Partner. It’s a word Astfalk used often when he spoke with Toggle in early April—particularly when discussing Limbach’s looming data migration. Slated for a summer completion, the project, overseen by Business Information Group, will create unprecedented data redundancy, giving the company a reliable backup in case of sudden outages, cybersecurity breaches or other maladies.
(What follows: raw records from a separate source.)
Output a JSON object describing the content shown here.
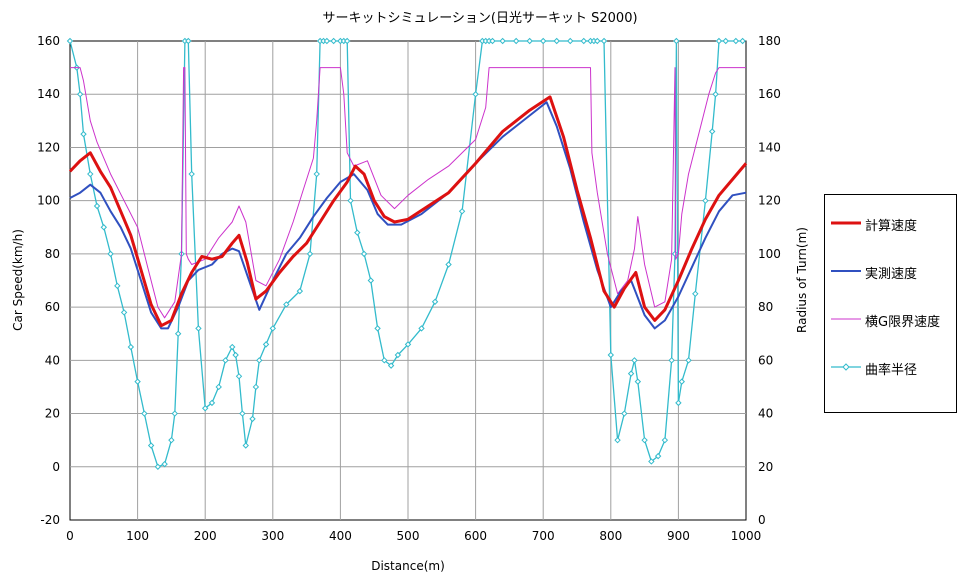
{
  "chart_data": {
    "type": "line",
    "title": "サーキットシミュレーション(日光サーキット S2000)",
    "xlabel": "Distance(m)",
    "ylabel": "Car Speed(km/h)",
    "y2label": "Radius of Turn(m)",
    "xlim": [
      0,
      1000
    ],
    "ylim": [
      -20,
      160
    ],
    "y2lim": [
      0,
      180
    ],
    "xticks": [
      0,
      100,
      200,
      300,
      400,
      500,
      600,
      700,
      800,
      900,
      1000
    ],
    "yticks": [
      -20,
      0,
      20,
      40,
      60,
      80,
      100,
      120,
      140,
      160
    ],
    "y2ticks": [
      0,
      20,
      40,
      60,
      80,
      100,
      120,
      140,
      160,
      180
    ],
    "grid": true,
    "legend_position": "right",
    "series": [
      {
        "name": "計算速度",
        "color": "#dd1111",
        "axis": "left",
        "x": [
          0,
          15,
          30,
          45,
          60,
          75,
          90,
          105,
          120,
          135,
          150,
          165,
          180,
          195,
          210,
          225,
          240,
          250,
          262,
          275,
          290,
          310,
          330,
          350,
          370,
          390,
          410,
          422,
          435,
          450,
          465,
          480,
          500,
          530,
          560,
          600,
          640,
          680,
          710,
          730,
          750,
          770,
          790,
          805,
          820,
          837,
          850,
          865,
          880,
          900,
          920,
          940,
          960,
          980,
          1000
        ],
        "y": [
          111,
          115,
          118,
          111,
          105,
          96,
          87,
          74,
          61,
          53,
          55,
          65,
          73,
          79,
          78,
          79,
          84,
          87,
          77,
          63,
          66,
          73,
          79,
          84,
          92,
          100,
          107,
          113,
          110,
          100,
          94,
          92,
          93,
          98,
          103,
          114,
          126,
          134,
          139,
          124,
          104,
          86,
          66,
          60,
          67,
          73,
          60,
          55,
          59,
          70,
          82,
          93,
          102,
          108,
          114
        ]
      },
      {
        "name": "実測速度",
        "color": "#3050c0",
        "axis": "left",
        "x": [
          0,
          15,
          30,
          45,
          60,
          75,
          90,
          105,
          120,
          135,
          145,
          160,
          175,
          190,
          210,
          225,
          240,
          250,
          265,
          280,
          300,
          320,
          340,
          360,
          380,
          400,
          420,
          440,
          455,
          470,
          490,
          520,
          560,
          600,
          640,
          680,
          705,
          720,
          740,
          760,
          780,
          800,
          815,
          830,
          850,
          865,
          880,
          900,
          920,
          940,
          960,
          980,
          1000
        ],
        "y": [
          101,
          103,
          106,
          103,
          96,
          90,
          82,
          70,
          58,
          52,
          52,
          60,
          70,
          74,
          76,
          80,
          82,
          81,
          70,
          59,
          70,
          80,
          86,
          94,
          101,
          107,
          110,
          104,
          95,
          91,
          91,
          95,
          103,
          114,
          124,
          132,
          137,
          128,
          112,
          92,
          74,
          60,
          66,
          70,
          57,
          52,
          55,
          64,
          75,
          86,
          96,
          102,
          103
        ]
      },
      {
        "name": "横G限界速度",
        "color": "#cc33cc",
        "axis": "left",
        "x": [
          0,
          15,
          20,
          30,
          40,
          60,
          80,
          100,
          115,
          130,
          140,
          155,
          165,
          168,
          170,
          172,
          175,
          180,
          200,
          220,
          240,
          250,
          260,
          275,
          290,
          310,
          330,
          345,
          360,
          365,
          370,
          400,
          405,
          410,
          420,
          440,
          460,
          480,
          500,
          530,
          560,
          600,
          615,
          620,
          700,
          770,
          772,
          780,
          795,
          810,
          825,
          835,
          840,
          850,
          865,
          880,
          890,
          895,
          896,
          900,
          905,
          915,
          930,
          945,
          955,
          960,
          980,
          1000
        ],
        "y": [
          150,
          150,
          145,
          130,
          122,
          110,
          100,
          90,
          75,
          60,
          56,
          62,
          80,
          150,
          150,
          80,
          78,
          76,
          78,
          86,
          92,
          98,
          92,
          70,
          68,
          78,
          92,
          104,
          116,
          130,
          150,
          150,
          140,
          118,
          113,
          115,
          102,
          97,
          102,
          108,
          113,
          123,
          135,
          150,
          150,
          150,
          118,
          103,
          80,
          65,
          70,
          82,
          94,
          76,
          60,
          62,
          78,
          150,
          78,
          80,
          95,
          110,
          125,
          140,
          148,
          150,
          150,
          150
        ]
      },
      {
        "name": "曲率半径",
        "color": "#33bbcc",
        "axis": "right",
        "markers": true,
        "x": [
          0,
          10,
          15,
          20,
          30,
          40,
          50,
          60,
          70,
          80,
          90,
          100,
          110,
          120,
          130,
          140,
          150,
          155,
          160,
          165,
          170,
          175,
          180,
          190,
          200,
          210,
          220,
          230,
          240,
          245,
          250,
          255,
          260,
          270,
          275,
          280,
          290,
          300,
          320,
          340,
          355,
          365,
          370,
          375,
          380,
          390,
          400,
          405,
          410,
          415,
          425,
          435,
          445,
          455,
          465,
          475,
          485,
          500,
          520,
          540,
          560,
          580,
          600,
          610,
          615,
          620,
          625,
          640,
          660,
          680,
          700,
          720,
          740,
          760,
          770,
          775,
          780,
          790,
          800,
          810,
          820,
          830,
          835,
          840,
          850,
          860,
          870,
          880,
          890,
          895,
          897,
          900,
          905,
          915,
          925,
          940,
          950,
          955,
          960,
          970,
          985,
          995
        ],
        "y": [
          180,
          170,
          160,
          145,
          130,
          118,
          110,
          100,
          88,
          78,
          65,
          52,
          40,
          28,
          20,
          21,
          30,
          40,
          70,
          100,
          180,
          180,
          130,
          72,
          42,
          44,
          50,
          60,
          65,
          62,
          54,
          40,
          28,
          38,
          50,
          60,
          66,
          72,
          81,
          86,
          100,
          130,
          180,
          180,
          180,
          180,
          180,
          180,
          180,
          120,
          108,
          100,
          90,
          72,
          60,
          58,
          62,
          66,
          72,
          82,
          96,
          116,
          160,
          180,
          180,
          180,
          180,
          180,
          180,
          180,
          180,
          180,
          180,
          180,
          180,
          180,
          180,
          180,
          62,
          30,
          40,
          55,
          60,
          52,
          30,
          22,
          24,
          30,
          60,
          100,
          180,
          44,
          52,
          60,
          85,
          120,
          146,
          160,
          180,
          180,
          180,
          180
        ]
      }
    ]
  }
}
The aim, Astfalk says, is to create a department that’s seen as a partner to every branch of the business—and build a team that shares in that vision.

John Astfalk – Limbach Company Toggle Magazine

Looking ahead, Astfalk sees ample opportunity to make good on that goal. Whether it’s leveraging drone technology to improve facility management or using artificial intelligence to eliminate traditionally redundant processes like data entry and accounting, Astfalk’s radar screen is teeming with potential blips.

Even if the biggest one of all will always be front and center.

“Even when your department works in the corporate office, as ours does, there’s this perception that IT is just one big mass of overhead,” Astfalk says. “To me, a successful day is when we’re able to provide real value to the business, to have a tangible impact on the bottom line. And we feel like that’s becoming the norm.”